At the end of a hard day in residency, if I do not have the energy to study with textbooks or ebooks, I can still review some topics via iLearn. Most of the courses have UEMS-EACCME for CME accreditation too. The didactic course suites include topics like refractive surgery, cataract surgery, a workshop on visual optics, and cornea. Instructional courses include IOL calculations after refractive surgery, penetrating and lamellar keratoplasty, basic phaco, surface ablation techniques, and endophthalmitis. The iLearn site also includes some animations that are helpful for trainees.
The only pertinent shortcoming perhaps is that iLearn focuses entirely on anterior segment because it was developed by the ESCRS. Hopefully a website initiative in the near future will yield a similar platform that covers all branches of ophthalmology.
In my experience, the most mobile-friendly and trusted resource for ophthalmic videos is Eyetube. The site features dedicated channels for specific topics, making navigation of the site quick and easy. Eyetube contains a vast library of videos for all ophthalmologists, with content from a variety of ophthalmic subspecialties.
Creating a ONE Network membership is immensely useful at the beginning of a young ophthalmologist’s career. It is an excellent resource for accessing publications and interesting cases that serve to further stimulate interest in learning.

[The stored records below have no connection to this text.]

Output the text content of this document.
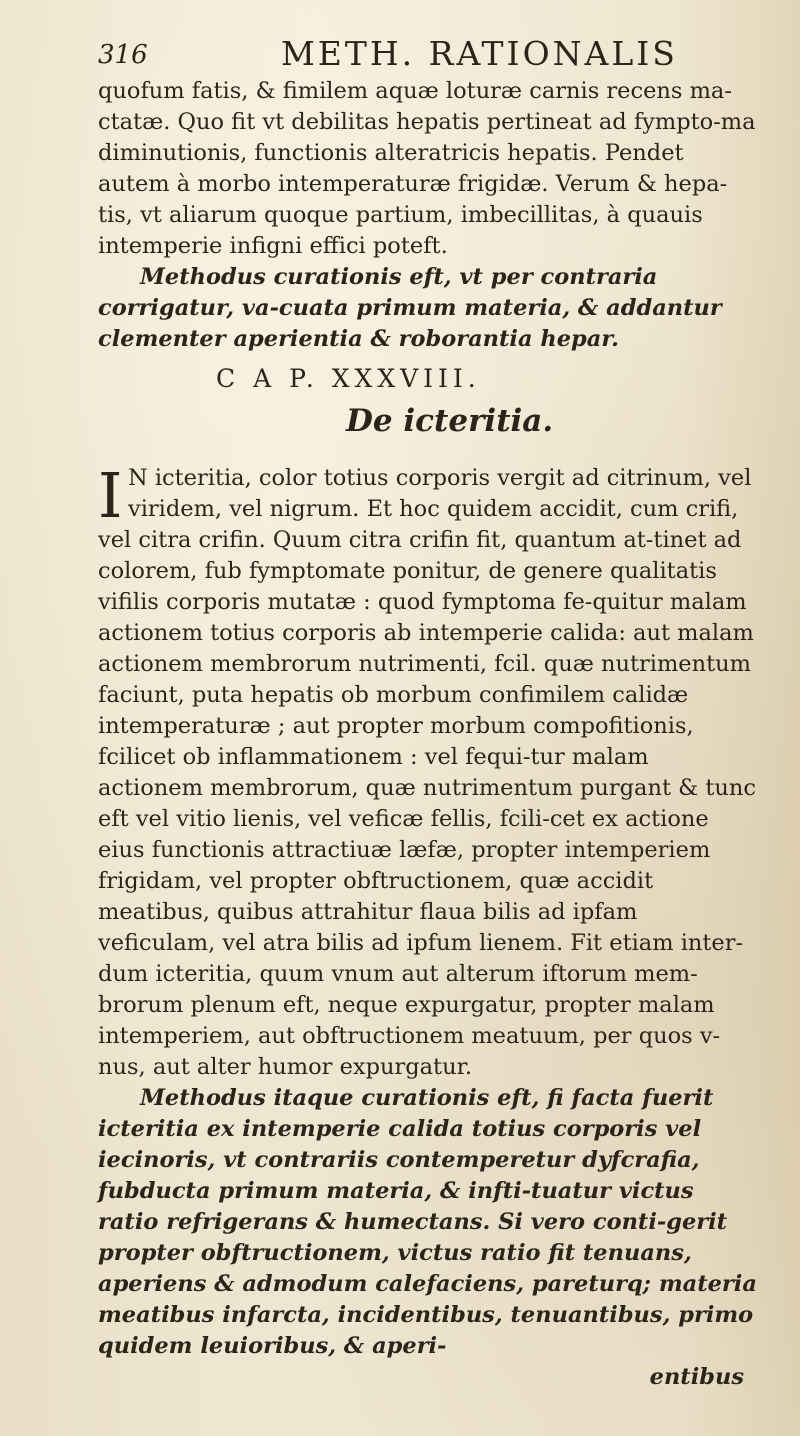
316	METH. RATIONALIS

quofum fatis, & fimilem aquæ loturæ carnis recens ma-ctatæ. Quo fit vt debilitas hepatis pertineat ad fympto-ma diminutionis, functionis alteratricis hepatis. Pendet autem à morbo intemperaturæ frigidæ. Verum & hepa-tis, vt aliarum quoque partium, imbecillitas, à quauis intemperie infigni effici poteft.

Methodus curationis eft, vt per contraria corrigatur, va-cuata primum materia, & addantur clementer aperientia & roborantia hepar.

C A P. XXXVIII.
De icteritia.

I N icteritia, color totius corporis vergit ad citrinum, vel viridem, vel nigrum. Et hoc quidem accidit, cum crifi, vel citra crifin. Quum citra crifin fit, quantum at-tinet ad colorem, fub fymptomate ponitur, de genere qualitatis vifilis corporis mutatæ : quod fymptoma fe-quitur malam actionem totius corporis ab intemperie calida: aut malam actionem membrorum nutrimenti, fcil. quæ nutrimentum faciunt, puta hepatis ob morbum confimilem calidæ intemperaturæ ; aut propter morbum compofitionis, fcilicet ob inflammationem : vel fequi-tur malam actionem membrorum, quæ nutrimentum purgant & tunc eft vel vitio lienis, vel veficæ fellis, fcili-cet ex actione eius functionis attractiuæ læfæ, propter intemperiem frigidam, vel propter obftructionem, quæ accidit meatibus, quibus attrahitur flaua bilis ad ipfam veficulam, vel atra bilis ad ipfum lienem. Fit etiam inter-dum icteritia, quum vnum aut alterum iftorum mem-brorum plenum eft, neque expurgatur, propter malam intemperiem, aut obftructionem meatuum, per quos v-nus, aut alter humor expurgatur.

Methodus itaque curationis eft, fi facta fuerit icteritia ex intemperie calida totius corporis vel iecinoris, vt contrariis contemperetur dyfcrafia, fubducta primum materia, & infti-tuatur victus ratio refrigerans & humectans. Si vero conti-gerit propter obftructionem, victus ratio fit tenuans, aperiens & admodum calefaciens, pareturq; materia meatibus infarcta, incidentibus, tenuantibus, primo quidem leuioribus, & aperi-

entibus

Online learning is not comparable to actual classroom teaching or patient experience. However, the Internet is a platform increasingly sought after today by sentient minds in the learning phase. Even social media is no longer purely social; professional updates and personal platforms are merging imperceptibly. Quite commonly, the younger the person, the more Internet-savvy he or she is, so whether by design or unwittingly, trainees are exposed to a lot of “online ophthalmology.” This article merely highlights a few surgical online resources that may be worth a trainee’s time.